America Lands On Mars — And the Sadness of the 21st Century Becomes Clear

Another Sunday night and I’ve been drinking since noon. This time I was slurping bottomless Mimosas at a brunch joint by Port Authority in Manhattan. I know a guy who once worked this shift. He told me that he was scolded for pouring drinks with too much orange juice. Not because the place was angling for a reputation as a purveyor of strong drinks, but because, they told him, the orange juice cost more than the atrocious champagne — pardon me, “sparkling wine” — they slung into ever drink.

But for $16 of bottomless booze, why not?

12 hours after that brunch began I found myself embedded at a bar by Union Square that threw a party for the impending Mars landing. Given the release of a new Total Recall movie, I’d have expected it to be dubbed the “Get Your Ass To Mars” party. After Europe landed two rovers on the planet nearly 8 years ago, America decided not to be outdone and constructed an SUV sized rover to drop onto the surface of Mars. Yeah…Canyonero!

Professor Thom’s on this particular Sunday night was packed. I told my bartender that he’s crazy for hosting such a party. He said, “hey let’s go to Mars!” and I couldn’t help but agree completely. The bar was exactly what you’d get if Comic-Con fucked a Frat bar. Popped collars met a shirt declaring that they survived Pon Farr. One guy walked up to me and asked, “Where are we landing?” I told him “Mars” and he said, “yeah…they are just lying to us…they are totally on Uranus.” I laughed, knowing that the PATRIOT Act literally DID place the U.S. in my anus, but this kid ran away — telling me my “priorities are wrong” because I wasn’t running up on every adult version of Dora the Explorer and peddling “game.”

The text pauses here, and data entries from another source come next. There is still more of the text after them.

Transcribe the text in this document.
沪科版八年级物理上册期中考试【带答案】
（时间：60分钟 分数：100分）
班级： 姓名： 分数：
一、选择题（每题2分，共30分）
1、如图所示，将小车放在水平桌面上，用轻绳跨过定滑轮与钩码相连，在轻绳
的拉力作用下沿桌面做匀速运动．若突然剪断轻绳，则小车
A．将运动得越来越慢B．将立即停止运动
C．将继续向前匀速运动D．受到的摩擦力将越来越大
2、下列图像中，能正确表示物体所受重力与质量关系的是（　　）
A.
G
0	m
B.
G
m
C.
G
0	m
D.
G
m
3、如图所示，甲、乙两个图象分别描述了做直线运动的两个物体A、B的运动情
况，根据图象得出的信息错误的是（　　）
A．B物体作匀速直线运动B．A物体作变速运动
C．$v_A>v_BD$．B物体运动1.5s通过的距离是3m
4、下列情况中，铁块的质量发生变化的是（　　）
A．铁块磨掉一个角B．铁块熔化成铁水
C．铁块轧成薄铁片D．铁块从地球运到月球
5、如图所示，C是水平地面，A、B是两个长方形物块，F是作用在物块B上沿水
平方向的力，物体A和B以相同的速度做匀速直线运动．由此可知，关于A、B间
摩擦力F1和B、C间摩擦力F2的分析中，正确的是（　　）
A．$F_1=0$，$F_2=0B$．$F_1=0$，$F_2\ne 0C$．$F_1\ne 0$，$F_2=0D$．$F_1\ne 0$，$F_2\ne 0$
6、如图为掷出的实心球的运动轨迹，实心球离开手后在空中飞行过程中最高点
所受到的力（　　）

When I showed up at the bar, it was a model of traditional sporting spirit. The Olympics gleamed from every TV, showing America’s failure to capture Women’s Vault Gold. The Summer Olympics are a harsh reminder of a history lost — an era where we sublimated nuclear Holocaust by thrusting that geopolitical pressure of toe to toe nuclear combat on the backs of 4’10” teenaged girls who could jump. Makes sense.

Everyone watching the Olympics last night exhibited no control whatsoever over their national mission. Not only were we all placing our faith in children, every competition was completed and reported to us hours before NBC deigned to inform its audience in a smooth, packaged results program. But we watched anyway because even with zero control over the outcome, Americans crave the sense of fulfillment the Olympics provide, and have since the Cold War began.

Parallel to the Olympics, the Cold War judged its Superpowers in the Space Race. The image of collegians holding off the semi-Pro Soviet hockey team in 1980 is as indelible as the successful Moon landing in 1969 — proving that the Russians lacked that quantum of power that America could muster. Images of mission control and Olympic Gold defined the Cold War as much as combatants in a proxy conflict ever could.

The images of the Mars Curiosity landing juxtapose those Cold War images. As professional photographers and videographers captured the reactions of the multitude of scientists sitting in a luxurious mission control (not unlike the sports book at the MGM Grand), I could not help but remember that everyone in that room was 7 minutes from having any sway over the mission. It takes 7 minutes for a message to travel from Earth to the Mars Curiosity rover, and as I watched these scientists talk authoritatively into headsets, I could not forget that they could not change the outcome of the mission they launched almost a year earlier.

A picture perfect mission control

That’s when I recognized the dire circumstances of America. In the Cold War — a fake war thrust upon America — the inspiring visage of control was defined by spacious rooms of people who exuded confidence even while completely unable to impact the mission at hand. Neil Armstrong was seconds away from missing the Moon. And yet you would never know it from the mission control shots that dot our minds. The Curiosity rover banked on this image of quiet confidence and competence.

But in the War on Terror — the other fake (to the extent it is ill-defined) war thrust upon America –the image of control is defined by a cramped room of nervous people displaying resolve, and yet fear, at the same powerlessness over the outcome of a mission.

To win a Gold. To land on the Moon. To kill an international mass murderer. All beyond our control, and all symbols of the geopolitical landscape that defined the era.

When mission control received word that the Curiosity rover had safely touched ground, the bar erupted in applause. It was not unlike the response to President Obama’s declaration that Seal Team 6 had silenced the criminal at the top of every international Most Wanted list. But this was a joyful respite from the political realities of America in the 21st Century. A moment celebrating the capacity of a country to reach beyond the trappings of Earth and accomplish something in the name of humanity as opposed to celebrating a temporary respite in a decade of communal fear of fellow Earthlings.

I hope the future of America is defined by more trips to Mars.